'Little Guy' wins fight against bureaucracy
BY TAMARA BELKOV, Northern Life
It only took 10 weeks, but it's time to chalk-one-up for the little guy.
With his June pension cheque in hand and his special diet and transportation supplements reinstated, Raymond Boucher says he's back on his medical diet, taking his medications and has begun a new treatment schedule in preparation for surgery in mid-June.
Spokesperson for the Hunger Organizing Committee and member of the Sudbury Coalition Against Poverty, Clarissa Lassaline, says she is happy for Boucher.
"It's a bit of a victory. Raymond got the full amount for his diet supplement and they made it retroactive to February. We're proud of our efforts on his behalf. It's a shame he had to go about it in the way that he did...when you have to fight that hard for something that shouldn't have been cut back in the first place."
Diabetic and waiting to undergo dialysis, the 54-year-old Sudbury resident, who is too ill to work, had stopped taking medication and refused medical treatment in mid-March to protest what he saw as unfair treatment by the Ontario Disability Pension ODSP).
Boucher had been receiving a special diet supplement of $147 a month from ODSP for several years. His April cheque was less than he normally received.

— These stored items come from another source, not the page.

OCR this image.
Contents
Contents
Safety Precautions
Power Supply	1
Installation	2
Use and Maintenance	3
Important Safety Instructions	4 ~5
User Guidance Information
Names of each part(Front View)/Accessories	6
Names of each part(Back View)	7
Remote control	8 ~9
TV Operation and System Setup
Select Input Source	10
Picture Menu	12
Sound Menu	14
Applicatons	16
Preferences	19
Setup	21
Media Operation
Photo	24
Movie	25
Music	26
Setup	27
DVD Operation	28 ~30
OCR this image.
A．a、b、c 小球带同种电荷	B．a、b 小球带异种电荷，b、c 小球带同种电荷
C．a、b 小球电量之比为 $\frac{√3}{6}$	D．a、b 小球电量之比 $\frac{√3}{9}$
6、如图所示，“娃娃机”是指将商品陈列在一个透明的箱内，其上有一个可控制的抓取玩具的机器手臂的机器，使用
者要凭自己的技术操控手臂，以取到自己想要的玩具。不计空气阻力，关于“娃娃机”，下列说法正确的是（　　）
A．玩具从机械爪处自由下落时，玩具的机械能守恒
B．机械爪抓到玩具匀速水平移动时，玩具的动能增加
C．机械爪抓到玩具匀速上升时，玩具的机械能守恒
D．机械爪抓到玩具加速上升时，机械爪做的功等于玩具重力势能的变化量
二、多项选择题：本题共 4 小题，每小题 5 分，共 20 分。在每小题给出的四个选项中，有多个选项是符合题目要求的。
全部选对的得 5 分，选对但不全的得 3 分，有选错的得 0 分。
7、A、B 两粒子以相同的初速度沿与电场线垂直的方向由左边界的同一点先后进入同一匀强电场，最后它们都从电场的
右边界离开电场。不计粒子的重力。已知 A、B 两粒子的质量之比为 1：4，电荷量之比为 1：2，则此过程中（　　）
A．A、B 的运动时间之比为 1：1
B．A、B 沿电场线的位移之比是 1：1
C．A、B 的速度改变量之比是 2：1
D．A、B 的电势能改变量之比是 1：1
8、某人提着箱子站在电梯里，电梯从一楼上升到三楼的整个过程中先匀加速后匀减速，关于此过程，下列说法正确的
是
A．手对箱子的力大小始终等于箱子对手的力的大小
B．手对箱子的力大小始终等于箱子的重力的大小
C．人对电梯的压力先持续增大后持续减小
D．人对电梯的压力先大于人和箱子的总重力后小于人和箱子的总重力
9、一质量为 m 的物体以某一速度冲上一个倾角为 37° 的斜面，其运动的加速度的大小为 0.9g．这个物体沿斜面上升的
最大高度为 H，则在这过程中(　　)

The $42 transportation supplement, which helps him get to his medical appointments was cut off, and his diet supplement was reduced to $97 without explanation.
With barely any reading and writing skills, Boucher was overwhelmed by government bureaucracy and in the middle of a run-around with ODSPs staff and doctors.
Gary Kinsman from the Hunger Clinic Organizing Committee reviewed Boucher's files and sent a letter to ODSP asking it re-examine the case. With no response from ODSP, Kinsman and supporters met in Memorial Park May 10 and made their way to the ODSP office to demand the government re-examine Boucher's situation. After a 90-minute wait, the group met with Boucher's caseworker who agreed to accept yet another special diet form from Boucher's medical team.
Without admitting responsibility for the confusing letters and forms, ODSP accepted the special diet supplement request form filled out by a local dietitian.
The dietitian was able to decipher the form, which is something neither Boucher's doctor nor his specialist at the Sudbury Regional Hospital had been able to do.
"I know I could have never done it on my own. I was falling apart," Boucher says.
He says a special thanks is owed to Dawn, in MPP Rick Bartolucci's constituency office. According to Boucher, she helped him to get his transportation supplement reinstated.
This is just one of many examples across the province that demonstrate that the McGuinty government's rhetoric about the social assistance system meeting people's needs is just rhetoric. Even in as acute a case as Boucher's, whatever steps that were made in addressing his needs happened not because of a benevolent system that is finely honed to recognize and meet them, but because he was able to stand up and refuse to take the abuse, and because he had access to support in that struggle. How many other people do not have the resources to resist and are suffering and experiencing irreperable harm because they have no choice but to rely on a system that refuses to provide them with sufficient means to live healthy lives?